Basically you have two sets of properties that define a secure software that is not, the first are the essential ones, common to the security of any system, whose absence seriously affects the security of an application and a second set, complementary to the previous ones that do not influence its security, but that help to improve it greatly.
The main essential properties are:
Integrity. Capability that ensures that code, assets managed, configurations and behavior cannot be or has not been modified or altered by unauthorized persons, entities or processes both during the development phase and in the operation phase.
Availability. Capacity that guarantees that the software is operational and accessible by authorized persons, entities or processes so that the information and the resources or services that manage it can be accessed, according to their specifications. Among the techniques and mechanisms that are in place to safeguard availability are, for example:
- Analysis of which services and information is critical and how to make them available.
- Use of high availability architectures, with different types of redundancies.
- Use of distributed systems with information replication systems between them.
- Use of recovery systems through images, virtualization, etc.
Confidentiality. Ability to preserve that any of its characteristics, managed assets are hidden from unauthorized users, so as to ensure that only authorized persons, entities or processes can access the information. Among the techniques and mechanisms that are in place to safeguard confidentiality we find, for example:
- Classification of applications and services based on their criticality.
- Fill traffic.
- Role-based system access control techniques.
- The encryption of information and communications.
The following complementary properties:
- Reliability. The ability of the software to function as expected in all situations to which it will be exposed in its operating environment, i.e. the possibility that a malicious agent could alter the execution or result in a manner favorable to the attacker is significantly reduced or eliminated.

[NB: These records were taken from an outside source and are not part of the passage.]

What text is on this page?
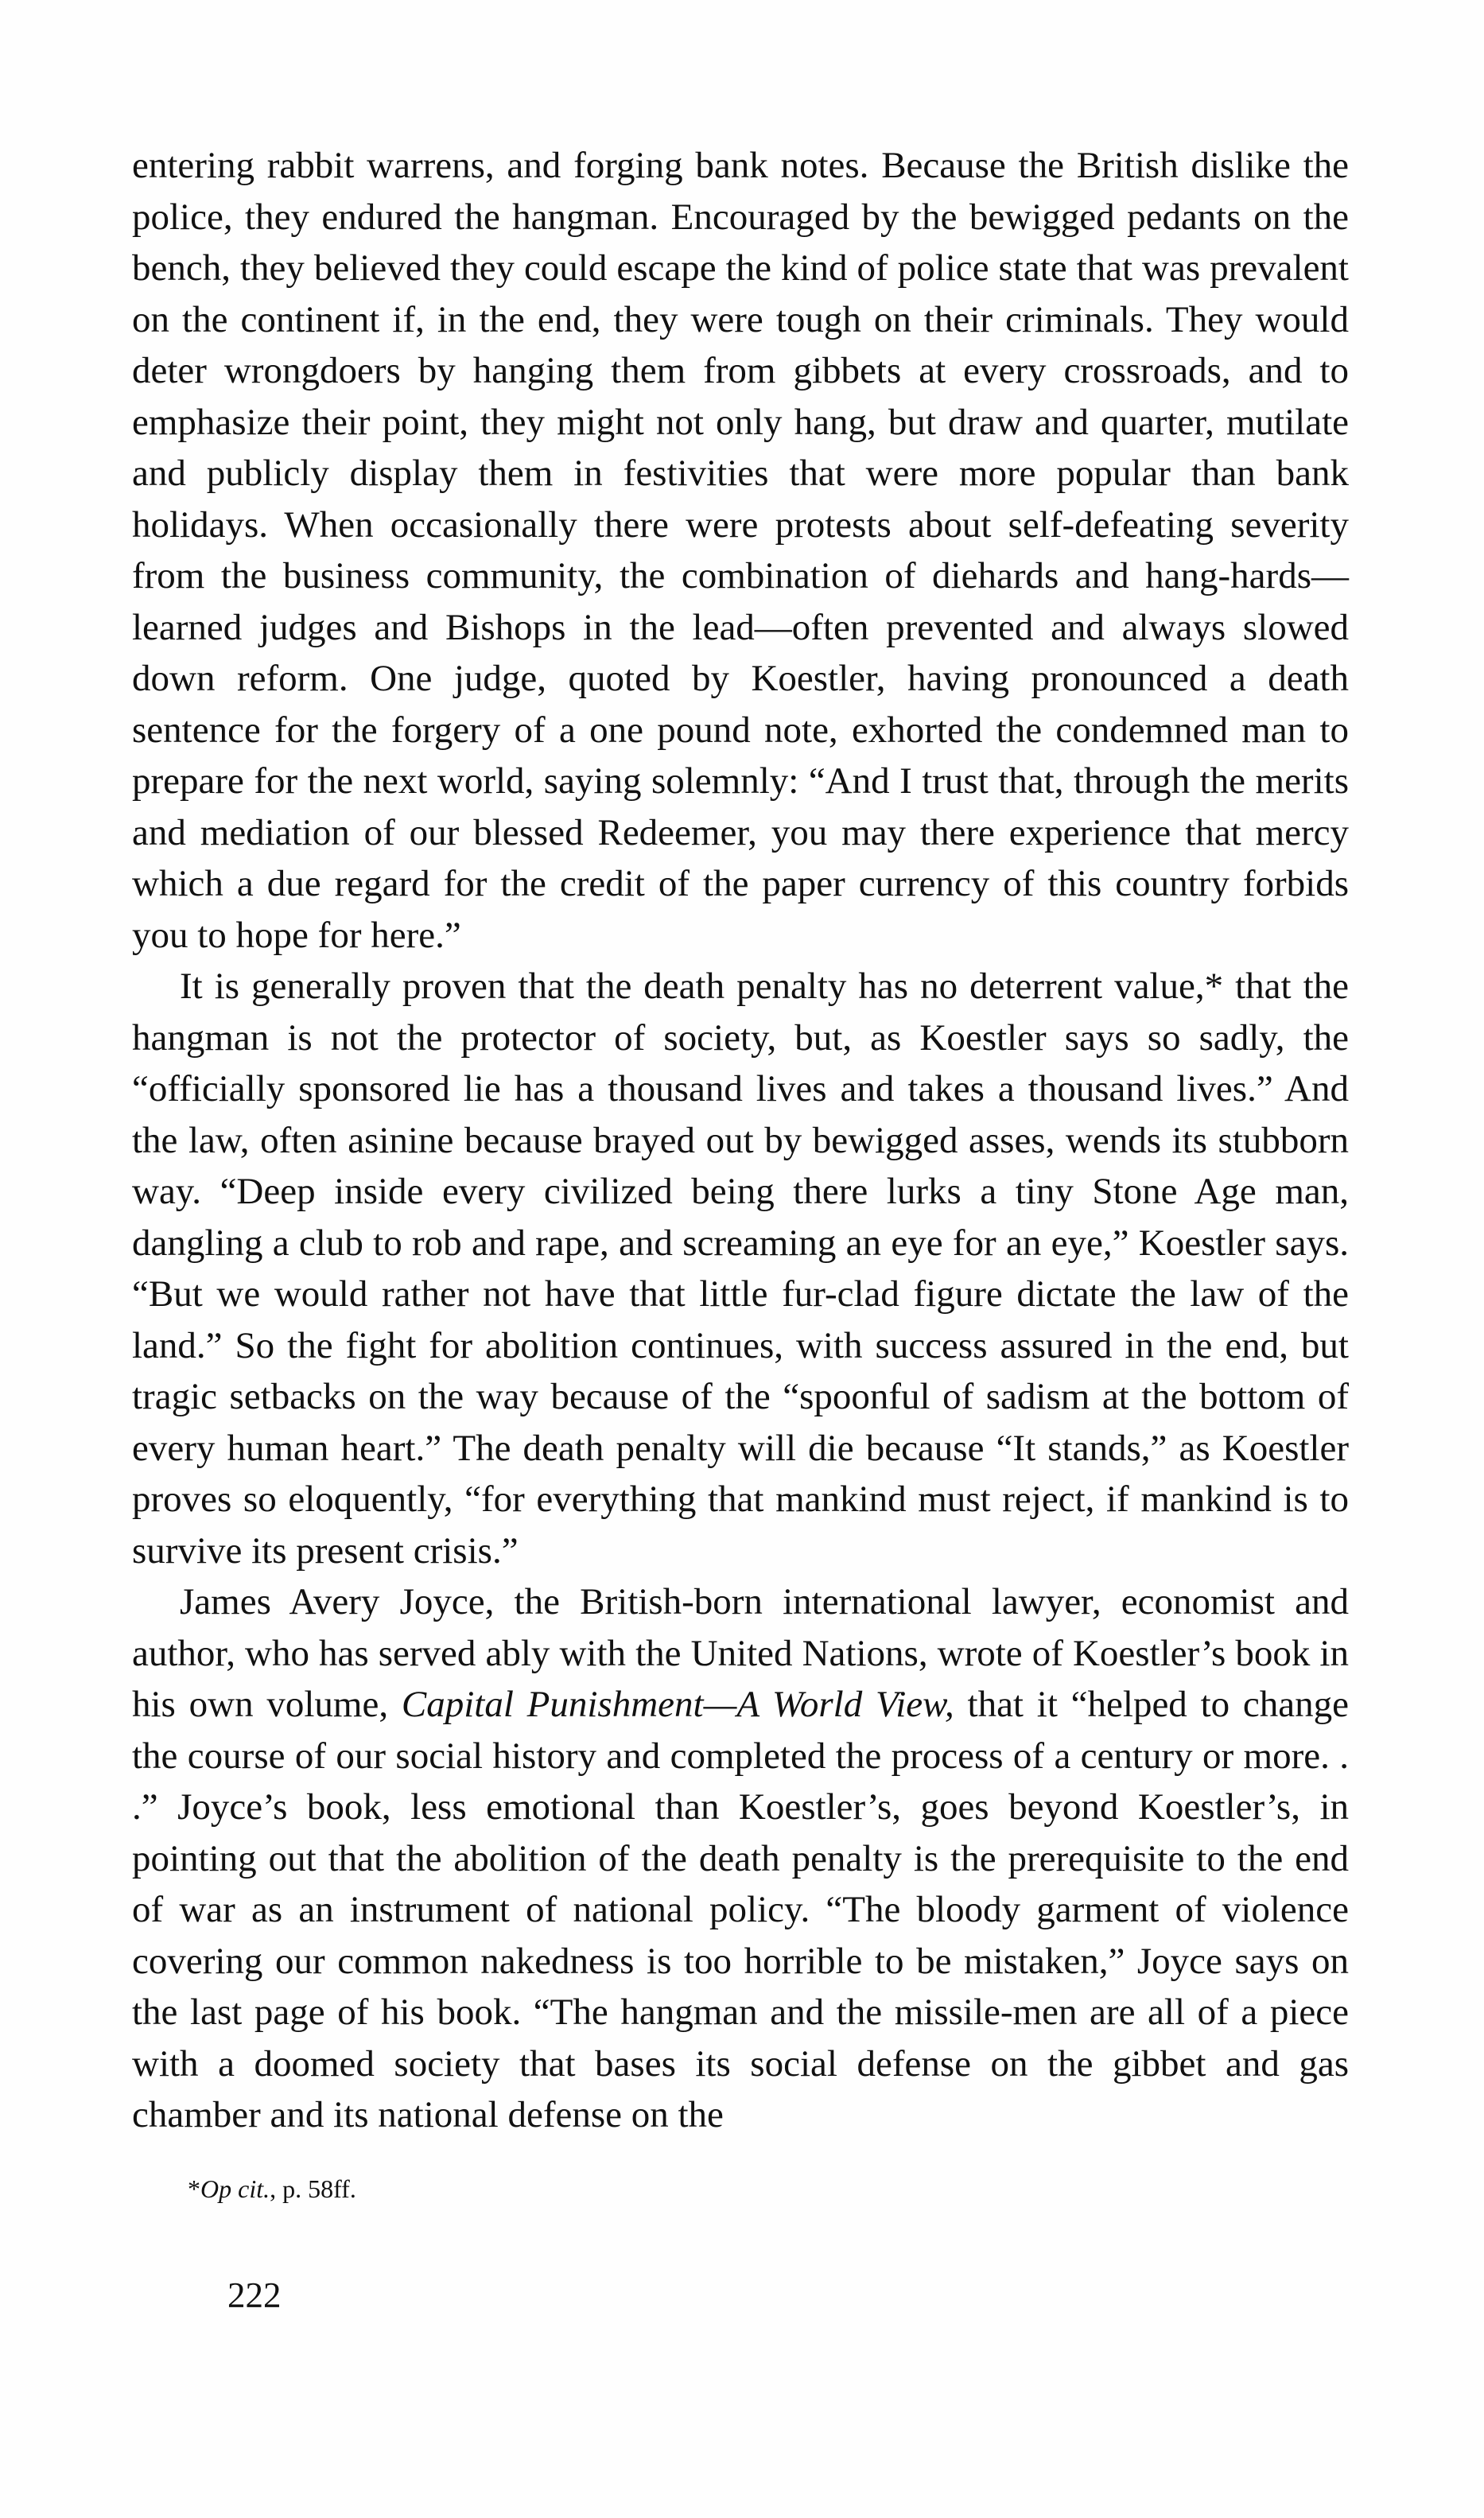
entering rabbit warrens, and forging bank notes. Because the British dislike the police, they endured the hangman. Encouraged by the bewigged pedants on the bench, they believed they could escape the kind of police state that was prevalent on the continent if, in the end, they were tough on their criminals. They would deter wrongdoers by hanging them from gibbets at every crossroads, and to emphasize their point, they might not only hang, but draw and quarter, mutilate and publicly display them in festivities that were more popular than bank holidays. When occasionally there were protests about self-defeating severity from the business community, the combination of diehards and hang-hards—learned judges and Bishops in the lead—often prevented and always slowed down reform. One judge, quoted by Koestler, having pronounced a death sentence for the forgery of a one pound note, exhorted the condemned man to prepare for the next world, saying solemnly: “And I trust that, through the merits and mediation of our blessed Redeemer, you may there experience that mercy which a due regard for the credit of the paper currency of this country forbids you to hope for here.”

It is generally proven that the death penalty has no deterrent value,* that the hangman is not the protector of society, but, as Koestler says so sadly, the “officially sponsored lie has a thousand lives and takes a thousand lives.” And the law, often asinine because brayed out by bewigged asses, wends its stubborn way. “Deep inside every civilized being there lurks a tiny Stone Age man, dangling a club to rob and rape, and screaming an eye for an eye,” Koestler says. “But we would rather not have that little fur-clad figure dictate the law of the land.” So the fight for abolition continues, with success assured in the end, but tragic setbacks on the way because of the “spoonful of sadism at the bottom of every human heart.” The death penalty will die because “It stands,” as Koestler proves so eloquently, “for everything that mankind must reject, if mankind is to survive its present crisis.”

James Avery Joyce, the British-born international lawyer, economist and author, who has served ably with the United Nations, wrote of Koestler’s book in his own volume, Capital Punishment—A World View, that it “helped to change the course of our social history and completed the process of a century or more. . .” Joyce’s book, less emotional than Koestler’s, goes beyond Koestler’s, in pointing out that the abolition of the death penalty is the prerequisite to the end of war as an instrument of national policy. “The bloody garment of violence covering our common nakedness is too horrible to be mistaken,” Joyce says on the last page of his book. “The hangman and the missile-men are all of a piece with a doomed society that bases its social defense on the gibbet and gas chamber and its national defense on the

*Op cit., p. 58ff.
222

- Authentication. A capability that allows software to guarantee that a person, entity or process is who it claims to be or that it guarantees the source from which the data comes. traceability. Capacity that guarantees the possibility of imputing the actions related in a software to the person, entity or process that has originated it.
- Robustness. Ability to resist attacks by malicious agents (malware, hackers, etc.).
- Resilience. Software's ability to isolate, contain, and limit damage caused by failures caused by the exploitation of a software vulnerability and recover by resuming its operation at or above a certain predefined minimum level of acceptable service in a timely manner.
- Tolerance. The software's ability to "tolerate" bugs and failures resulting from successful attacks and continue to function as if the attacks had not occurred.
There are a number of factors that influence the likelihood that a software will be consistent with the properties shown above (Goertzel, K.M., Winograd, T., 2008), these include:
- Design principles and good development practices. The practices used to develop the software and the design principles that govern it. This point is amply developed in the subsequent section.
- Development tools. The programming language, libraries, and development tools used to design, deploy, and test the software, and how they were used by developers.
Components purchased. Both commercial and free software components as they were evaluated, selected, and integrated. - Deployed configurations. How the software was configured during installation in your production environment.
- Operating environment. The nature and configuration of the protections provided by the execution or production environment.
- Professional Knowledge. The level of security awareness and knowledge that analysts, designers, developers, testers and maintainers of the software, or their lack of it.